EU border protection officers from the Frontex agency launched a surveillance operation along the border between Turkey and Greece yesterday to help Athens stem a surge of migrants.
Greece had asked Warsaw-based Frontex for back-up, and welcomed 100 agents from 22 EU member states, at the Kastanies border crossing point where they began patrols near the border fence and “along routes in the region”, a government source said.
The EU agency has already provided more than 500 officers and equipment to help Greece on five Aegean islands that lie near Turkey.
Thousands of migrants allowed by Turkey to reach the land border with Greece have been massing for two weeks at Kastanies, hoping to make it into the European Union’s Schengen border-free zone.
Greek police have clashed repeatedly with the migrants to prevent them entering.
The development echoed the refugee crisis five years ago when the EU struggled to respond as around 1mn asylum-seekers, mostly from Syria, entered the bloc before a deal was struck with Turkey in 2016 to restrict their flow.
On February 28, Turkish President Recep Tayyip Erdogan said he had “opened the gates” again after the EU held back on support for a military operation in Syria.
“We stand here barely a week after the Greek authorities turned to Frontex to provide more officers and more equipment to help protect their borders, which are also our common EU external borders,” Frontex executive director Fabrice Leggeri said on Thursday in Orestiada, near the border post.
“The presence of 100 officers from all around Europe underlines the fact that the protection of the area of the European area of freedom, security and justice is a shared responsibility of all member states and Frontex,” he said in a statement.
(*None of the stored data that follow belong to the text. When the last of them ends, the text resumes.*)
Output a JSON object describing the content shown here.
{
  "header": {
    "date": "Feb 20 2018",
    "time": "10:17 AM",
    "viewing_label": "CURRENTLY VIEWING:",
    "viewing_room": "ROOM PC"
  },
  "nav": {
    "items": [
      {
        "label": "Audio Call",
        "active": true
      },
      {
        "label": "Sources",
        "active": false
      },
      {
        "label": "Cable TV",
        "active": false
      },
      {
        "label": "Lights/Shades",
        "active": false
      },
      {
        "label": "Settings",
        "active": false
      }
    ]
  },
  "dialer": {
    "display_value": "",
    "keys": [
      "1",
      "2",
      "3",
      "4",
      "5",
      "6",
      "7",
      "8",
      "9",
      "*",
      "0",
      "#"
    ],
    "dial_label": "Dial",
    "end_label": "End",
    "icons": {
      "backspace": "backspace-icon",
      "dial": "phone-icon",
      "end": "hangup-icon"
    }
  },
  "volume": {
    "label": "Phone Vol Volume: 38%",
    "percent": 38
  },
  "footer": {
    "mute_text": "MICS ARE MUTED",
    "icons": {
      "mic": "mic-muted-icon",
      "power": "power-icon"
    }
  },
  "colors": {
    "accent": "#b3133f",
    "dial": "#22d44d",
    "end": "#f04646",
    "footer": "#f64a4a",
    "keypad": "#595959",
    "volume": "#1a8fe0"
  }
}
EU members have also pledged to provide equipment “including vessels, maritime surveillance aircraft and thermal-vision vehicles” for the Frontex maritime intervention force in the Aegean, the statement said.
Two Frontex border surveillance planes reinforced Greek security forces earlier in the week as part of co-ordinated operations that “will last two months and could be extended further if needed”, it added.
Meanwhile, medical charity Medicins Sans Frontieres (MSF) has urged Greece to immediately evacuate migrants from overcrowded camps on its islands due to a high risk of the coronavirus spreading swiftly among people living in squalid conditions.
Greece reported its first fatality from the virus on Thursday, in the town of Patra on the mainland.
It has confirmed 117 cases of coronavirus so far, including one on the island of Lesbos, where the Moria camp is located.
“The evacuation of the camps on the Greek islands is now more urgent than ever,” the charity said.
“We need to be realistic: It would be impossible to contain an outbreak in such camp settings,” it said, adding that it had not yet seen a credible emergency plan in case of an outbreak.
More than 40,000 asylum-seekers are living in camps, which are operating far beyond their capacity on five Greek islands.
MSF did not specify where it thought the Greek authorities should transfer the migrants but said both Greece and the European Union should act swiftly to avert a disaster.
The Moria camp on Lesbos was set up to accommodate 3,000 people but now hosts at least five times that number.
The MSF said that in parts of the Moria camp some 1,300 people shared just one water tap and there was no soap available.
“Forcing people to live there as part of Europe’s containment policy was always irresponsible, but with the virus spreading, it is on the verge of becoming criminal if no action is taken to protect people,” it said.
On Thursday, the Greek government suspended visits and activities of non-state organisations in refugee camps for two weeks as a preventative measure against the possible spread of coronavirus, an migration ministry official told Reuters.
The MSF said the suspension affects its operations inside the camps mainly.
“MSF works just outside Moria camp. So far we don’t have any plans to close our clinics,” an MSF official said.
Greek police officers stand guard at the Kastanies border crossing with Turkey’s Pazarkule.